Everyone has their favorite Bond, but Sean Connery’s turn as Ian Fleming’s iconic British superspy remains foundational. If you’ve never encountered what is, for many, the quintessential incarnation, then now’s your chance, as 007’s opening trilogy is available to stream through Criterion. 1962’s Dr. No starts strong, seeing Bond on a mission to Jamaica to investigate a murder that soon escalates into a global crisis, while also introducing shadowy criminal organization SPECTRE, whose desire for revenge on Bond drives 1963’s more ambitious follow-up From Russia With Love. Then, 1964’s Goldfinger is where the series really cemented its (slightly camp) identity for a generation, with near-supervillain threats like Auric Goldfinger (Gert Fröbe), hat-throwing henchman Oddjob (Harold Sakata), and best-named Bond Girl Pussy Galore (Honor Blackman). Sure, these earliest James Bond movies are a little … of their time … but they also remain some of the most entertaining and engaging thrillers ever put to film.

The Voices of Our Mother

When aging Harriet (Sheila McCarthy) begins acting strangely in the wake of her mother’s passing, her own adult children are called in to make plans for her care. It’s an unwanted family reunion for estranged siblings William (Mark O'Brien, also the film’s writer and director), Annika (Georgina Reilly), Therese (Carolina Bartczak), and Martin (Alex Ozerov-Meyer), who haven’t seen each other in years, but as the four find themselves trapped by obligation in their old family home, it becomes clear the demons tormenting this family aren’t just metaphorical.

Doctors think Harriet’s increasingly disturbing behavior is from dementia; Father Roslovic (Shawn Doyle) suspects darker forces at work. Maybe it’s just bad ol’ familial trauma, given many of the film’s more horrific moments are down to the unbridled cruelty humans can inflict without unholy influence. O’Brien’s slow-burn approach keeps things tense, while classic gothic imagery and McCarthy’s brilliantly unsettling performance hit all the horror high notes genre fans crave.

Blue Scuti: Tetris Crasher

A documentary centered on the competitive Tetris scene is an admittedly offbeat recommendation, but one that proves gently compelling. Award-winning director Chris Moukarbel follows Willis “Blue Scuti” Gibson, who rose to prominence in 2023 for being the first person to ever “beat” Tetris, forcing the NES version of the game to crash by overloading its memory through extremely high-level play—a feat previously only ever achieved by AI and tool-assisted speedrunners. Even more impressive? Gibson was only 13 years old at the time.
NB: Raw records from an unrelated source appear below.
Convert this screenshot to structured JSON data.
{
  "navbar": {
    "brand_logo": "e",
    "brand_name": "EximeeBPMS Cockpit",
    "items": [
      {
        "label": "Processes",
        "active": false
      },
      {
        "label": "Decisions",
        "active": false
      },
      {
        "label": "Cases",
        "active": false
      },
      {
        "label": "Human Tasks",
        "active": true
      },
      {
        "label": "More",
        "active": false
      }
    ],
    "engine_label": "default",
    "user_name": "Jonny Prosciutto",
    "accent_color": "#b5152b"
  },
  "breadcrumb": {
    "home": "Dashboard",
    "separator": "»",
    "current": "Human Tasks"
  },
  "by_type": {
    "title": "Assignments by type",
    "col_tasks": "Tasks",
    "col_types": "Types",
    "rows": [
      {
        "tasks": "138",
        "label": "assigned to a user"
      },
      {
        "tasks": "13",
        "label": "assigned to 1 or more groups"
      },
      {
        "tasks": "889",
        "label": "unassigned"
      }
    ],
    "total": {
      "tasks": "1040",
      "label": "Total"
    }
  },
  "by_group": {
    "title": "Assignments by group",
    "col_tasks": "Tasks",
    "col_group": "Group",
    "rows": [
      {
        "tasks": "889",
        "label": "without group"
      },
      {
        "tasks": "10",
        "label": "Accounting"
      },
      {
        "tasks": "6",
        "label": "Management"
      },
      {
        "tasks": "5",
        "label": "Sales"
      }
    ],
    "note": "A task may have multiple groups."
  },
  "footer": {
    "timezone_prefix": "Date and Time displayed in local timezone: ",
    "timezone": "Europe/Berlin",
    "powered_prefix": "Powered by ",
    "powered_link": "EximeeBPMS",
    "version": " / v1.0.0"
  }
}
While much of Moukarbel’s film plays as a sports film, following the impact of Gibson’s achievement and his later competing in the Classic Tetris World Championships, the exploration of the passing of Gibson’s father and the impact it has on the young gaming savant adds a more somber slice-of-life touch.
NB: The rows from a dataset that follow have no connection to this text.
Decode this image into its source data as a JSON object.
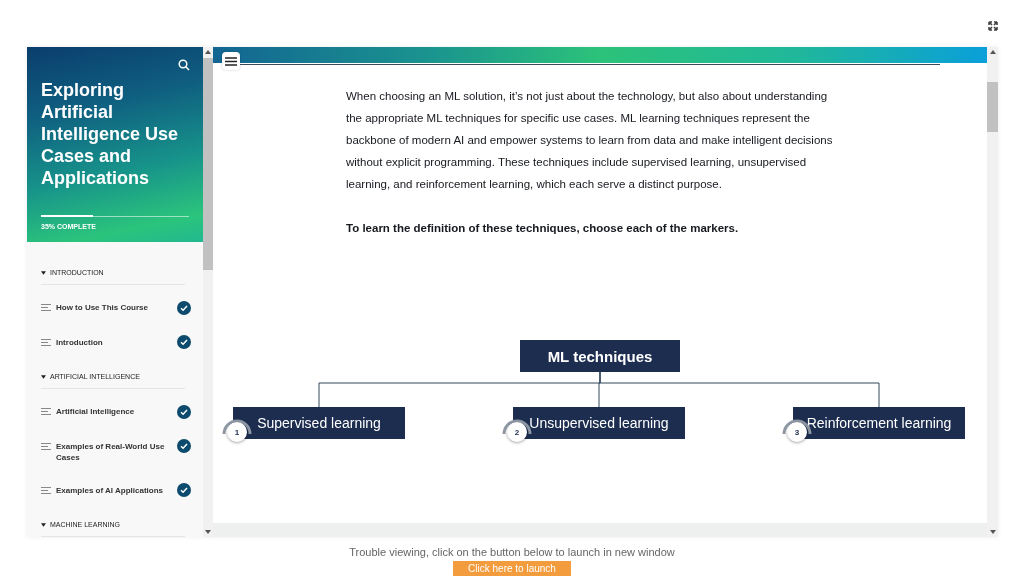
{
  "sidebar": {
    "title": "Exploring Artificial Intelligence Use Cases and Applications",
    "progress": {
      "level": 0.35,
      "label": "35% COMPLETE"
    },
    "sections": [
      {
        "title": "INTRODUCTION",
        "expanded": true,
        "items": [
          {
            "label": "How to Use This Course",
            "completed": true
          },
          {
            "label": "Introduction",
            "completed": true
          }
        ]
      },
      {
        "title": "ARTIFICIAL INTELLIGENCE",
        "expanded": true,
        "items": [
          {
            "label": "Artificial Intelligence",
            "completed": true
          },
          {
            "label": "Examples of Real-World Use Cases",
            "completed": true
          },
          {
            "label": "Examples of AI Applications",
            "completed": true
          }
        ]
      },
      {
        "title": "MACHINE LEARNING",
        "expanded": true
      }
    ]
  },
  "lesson": {
    "paragraph": "When choosing an ML solution, it’s not just about the technology, but also about understanding the appropriate ML techniques for specific use cases. ML learning techniques represent the backbone of modern AI and empower systems to learn from data and make intelligent decisions without explicit programming. These techniques include supervised learning, unsupervised learning, and reinforcement learning, which each serve a distinct purpose.",
    "instruction": "To learn the definition of these techniques, choose each of the markers.",
    "diagram": {
      "root": "ML techniques",
      "children": [
        {
          "label": "Supervised learning",
          "marker": "1"
        },
        {
          "label": "Unsupervised learning",
          "marker": "2"
        },
        {
          "label": "Reinforcement learning",
          "marker": "3"
        }
      ]
    }
  },
  "footer": {
    "notice": "Trouble viewing, click on the button below to launch in new window",
    "launch_button": "Click here to launch"
  }
}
The Amazing Digital Circus: The Last Act

From a viral web web show to a cinematic breakout, The Amazing Digital Circus has defied all expectations since it debuted on YouTube in 2023. Focusing on a group of humans trapped in a virtual world, robbed of their memories, stuck in the forms of inhuman avatars, and subjected to the capricious whims of a godlike AI, the series’ seven episodes to date have taken its cast—including jester Pomni, doll-like Ragatha, and nihilistic rabbit Jax—into surprisingly dark and unsettling territory.
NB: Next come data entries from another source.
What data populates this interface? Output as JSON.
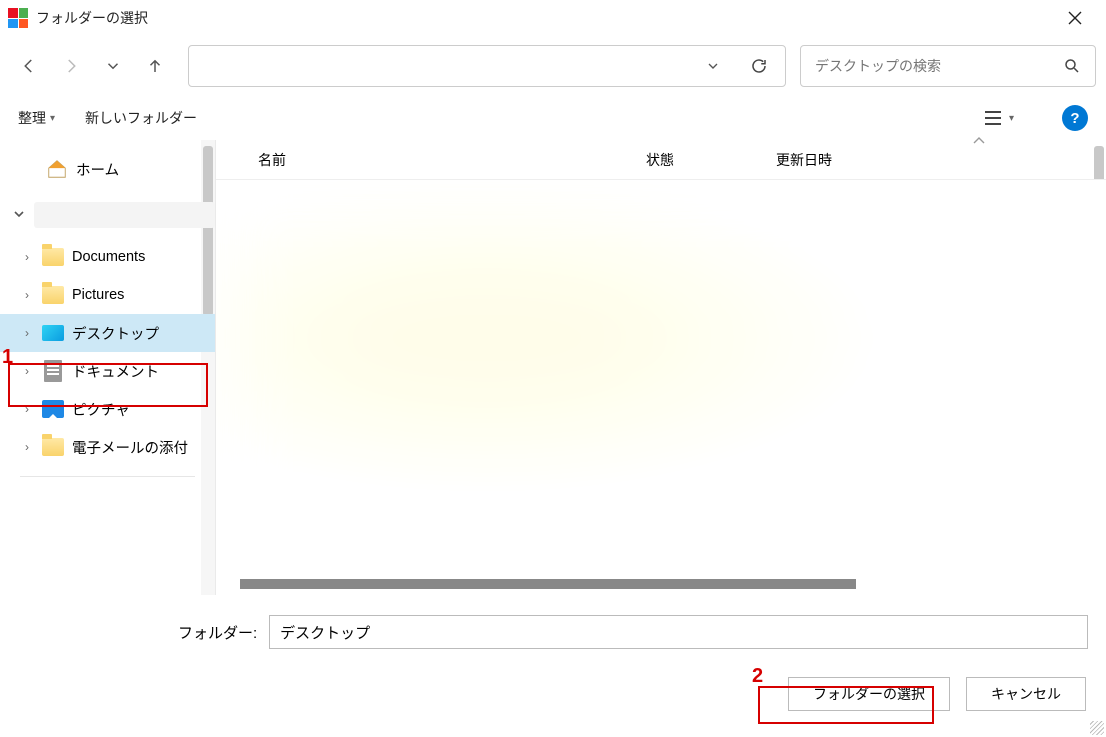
{
  "title": "フォルダーの選択",
  "nav": {},
  "search": {
    "placeholder": "デスクトップの検索"
  },
  "toolbar": {
    "organize": "整理",
    "new_folder": "新しいフォルダー"
  },
  "sidebar": {
    "home": "ホーム",
    "user": "",
    "documents": "Documents",
    "pictures": "Pictures",
    "desktop": "デスクトップ",
    "docs_jp": "ドキュメント",
    "pics_jp": "ピクチャ",
    "mail": "電子メールの添付"
  },
  "columns": {
    "name": "名前",
    "status": "状態",
    "date": "更新日時"
  },
  "bottom": {
    "label": "フォルダー:",
    "value": "デスクトップ",
    "select": "フォルダーの選択",
    "cancel": "キャンセル"
  },
  "annot": {
    "n1": "1",
    "n2": "2"
  }
}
The Last Act is the long-awaited movie-length finale, coming to streaming off the back of a successful theatrical release that puts it firmly in pop-culture phenomenon territory. While longtime fans will get the most from the payoffs to long-simmering character arcs and relationships, The Last Act proves an unexpectedly emotional ride even for newcomers, subverting its childish visuals to offer a mature and often deeply introspective examination of what it means to be human in an increasingly digital world.